Over the years, various people I talk to online have said that my life would be an excellent TV show, or variations on that concept. “Your life is basically a soap opera” is a common one. As soon as I start talking about the people I know and the misadventures that seem to find me despite my best efforts to have a quiet life, people have that reaction. (Well, either that or they look at me like I spontaneously generated an extra limb. Depends on what phase of the moon cycle we’re in and how quickly I mention the hospital adventure of 2011.) I thought this would stop once I put some healthy distance between myself and my community of origin.
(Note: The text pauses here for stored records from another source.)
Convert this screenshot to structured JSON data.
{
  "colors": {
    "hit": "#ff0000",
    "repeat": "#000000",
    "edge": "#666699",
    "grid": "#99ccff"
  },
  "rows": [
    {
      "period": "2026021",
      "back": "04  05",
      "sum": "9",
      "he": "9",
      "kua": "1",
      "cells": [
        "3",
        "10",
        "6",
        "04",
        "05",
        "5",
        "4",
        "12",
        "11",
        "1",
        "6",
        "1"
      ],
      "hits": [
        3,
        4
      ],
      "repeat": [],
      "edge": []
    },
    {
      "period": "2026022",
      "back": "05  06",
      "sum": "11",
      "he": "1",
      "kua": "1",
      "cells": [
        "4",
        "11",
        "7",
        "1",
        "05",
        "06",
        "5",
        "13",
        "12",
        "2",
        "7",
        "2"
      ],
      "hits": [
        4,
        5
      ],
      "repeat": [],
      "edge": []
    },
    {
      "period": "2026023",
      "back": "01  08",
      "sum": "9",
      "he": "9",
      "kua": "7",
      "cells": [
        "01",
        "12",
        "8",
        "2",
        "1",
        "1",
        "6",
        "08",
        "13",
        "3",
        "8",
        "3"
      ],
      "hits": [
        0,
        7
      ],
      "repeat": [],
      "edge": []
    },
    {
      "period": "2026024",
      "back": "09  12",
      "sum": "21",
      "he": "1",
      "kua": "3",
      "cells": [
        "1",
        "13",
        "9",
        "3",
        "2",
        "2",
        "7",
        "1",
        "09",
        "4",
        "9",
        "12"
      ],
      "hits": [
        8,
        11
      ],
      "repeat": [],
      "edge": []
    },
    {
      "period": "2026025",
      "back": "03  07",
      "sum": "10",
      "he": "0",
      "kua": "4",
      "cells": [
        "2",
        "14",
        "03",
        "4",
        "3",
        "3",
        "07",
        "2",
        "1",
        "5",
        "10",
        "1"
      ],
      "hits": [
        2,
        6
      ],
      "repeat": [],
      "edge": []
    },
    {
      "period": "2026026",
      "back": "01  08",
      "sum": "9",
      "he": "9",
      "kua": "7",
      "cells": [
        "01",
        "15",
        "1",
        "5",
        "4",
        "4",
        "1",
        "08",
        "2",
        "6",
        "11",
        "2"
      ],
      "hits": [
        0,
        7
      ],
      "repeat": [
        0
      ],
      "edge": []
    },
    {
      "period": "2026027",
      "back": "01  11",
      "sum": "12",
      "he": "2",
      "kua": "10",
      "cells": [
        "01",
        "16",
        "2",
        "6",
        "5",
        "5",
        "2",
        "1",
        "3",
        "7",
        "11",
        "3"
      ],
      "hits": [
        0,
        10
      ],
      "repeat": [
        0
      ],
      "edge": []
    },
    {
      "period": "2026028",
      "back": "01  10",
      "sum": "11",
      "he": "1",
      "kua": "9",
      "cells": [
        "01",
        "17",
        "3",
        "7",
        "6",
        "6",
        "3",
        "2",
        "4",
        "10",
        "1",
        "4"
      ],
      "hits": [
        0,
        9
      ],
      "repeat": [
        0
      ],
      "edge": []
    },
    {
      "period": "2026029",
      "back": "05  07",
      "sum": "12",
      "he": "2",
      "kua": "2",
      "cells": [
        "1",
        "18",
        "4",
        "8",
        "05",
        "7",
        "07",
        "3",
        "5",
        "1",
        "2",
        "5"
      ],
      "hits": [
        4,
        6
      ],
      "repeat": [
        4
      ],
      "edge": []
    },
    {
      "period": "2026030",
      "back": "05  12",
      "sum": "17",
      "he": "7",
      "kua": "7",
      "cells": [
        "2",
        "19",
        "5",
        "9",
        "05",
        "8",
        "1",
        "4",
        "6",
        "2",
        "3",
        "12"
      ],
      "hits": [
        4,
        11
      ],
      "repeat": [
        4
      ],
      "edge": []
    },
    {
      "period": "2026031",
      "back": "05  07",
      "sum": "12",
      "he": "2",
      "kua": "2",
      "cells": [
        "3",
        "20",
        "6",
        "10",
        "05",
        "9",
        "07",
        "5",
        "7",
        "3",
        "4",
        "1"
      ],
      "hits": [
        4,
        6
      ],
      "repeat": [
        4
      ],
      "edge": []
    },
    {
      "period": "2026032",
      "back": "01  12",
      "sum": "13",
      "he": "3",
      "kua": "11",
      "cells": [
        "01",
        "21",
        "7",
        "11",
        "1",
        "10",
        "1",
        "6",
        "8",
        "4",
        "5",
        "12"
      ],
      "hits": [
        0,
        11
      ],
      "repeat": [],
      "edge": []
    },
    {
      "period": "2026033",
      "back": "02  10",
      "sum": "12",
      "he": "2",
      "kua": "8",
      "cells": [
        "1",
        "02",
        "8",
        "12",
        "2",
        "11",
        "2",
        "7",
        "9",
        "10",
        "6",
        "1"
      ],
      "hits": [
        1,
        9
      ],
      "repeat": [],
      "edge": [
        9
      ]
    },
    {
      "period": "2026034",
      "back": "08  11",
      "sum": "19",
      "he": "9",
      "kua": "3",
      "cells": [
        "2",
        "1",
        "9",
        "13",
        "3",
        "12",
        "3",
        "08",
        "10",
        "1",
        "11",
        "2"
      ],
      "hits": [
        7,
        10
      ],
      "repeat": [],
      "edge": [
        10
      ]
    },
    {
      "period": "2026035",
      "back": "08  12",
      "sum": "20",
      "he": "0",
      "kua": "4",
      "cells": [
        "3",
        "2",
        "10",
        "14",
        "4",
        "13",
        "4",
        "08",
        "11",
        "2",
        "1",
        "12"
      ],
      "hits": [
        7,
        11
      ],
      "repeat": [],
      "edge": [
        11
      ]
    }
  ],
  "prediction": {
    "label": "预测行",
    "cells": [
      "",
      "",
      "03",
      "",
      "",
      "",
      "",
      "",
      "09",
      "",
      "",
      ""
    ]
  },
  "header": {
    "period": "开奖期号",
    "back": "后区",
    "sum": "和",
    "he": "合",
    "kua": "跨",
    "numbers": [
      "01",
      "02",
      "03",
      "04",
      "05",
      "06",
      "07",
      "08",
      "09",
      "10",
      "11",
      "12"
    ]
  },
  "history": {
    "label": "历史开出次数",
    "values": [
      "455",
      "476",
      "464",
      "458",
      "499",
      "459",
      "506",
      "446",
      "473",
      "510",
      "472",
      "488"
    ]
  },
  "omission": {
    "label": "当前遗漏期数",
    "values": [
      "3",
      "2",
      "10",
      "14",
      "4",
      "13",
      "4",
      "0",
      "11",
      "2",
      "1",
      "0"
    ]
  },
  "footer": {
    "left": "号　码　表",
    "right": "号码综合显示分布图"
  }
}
I was wrong.

Obviously, ranting about it to my friends is only cute for so long. I save that resource for more important things, like my series of “my brain doesn’t want this one but my body definitely does and we have a problem” attractions (oh the joys of being a perpetually single hormonal disaster). I am the worst at remembering to keep a journal – I’ve tried, but it doesn’t work out. And as mentioned, turning all of this into a book that would ruin the conservative homeschooling community of southeast Indiana is not a viable option, as satisfying as that outcome would be. (I am not a nice person. I am well aware of that character flaw. It’s fun.) So… blog. Gotta do something with this mess, right? When life gives you lemons, make… some lovely citrus-flavored alcoholic drink? Idk.

For those of you who are new to this madness and/or would like to see previous installments of me overanalyzing myself, the previous home of this blog is right here and not getting deleted anytime soon (if ever, I’m infamously bad at remembering to do that). There will be shiny new content here whenever I get to it, and at least some of the posts I’ve threatened at various points are on the to-do list for this summer. Then again, my track record with remembering I even have to-do lists is questionable at best, so… we’ll see what happens. (Famous last words.)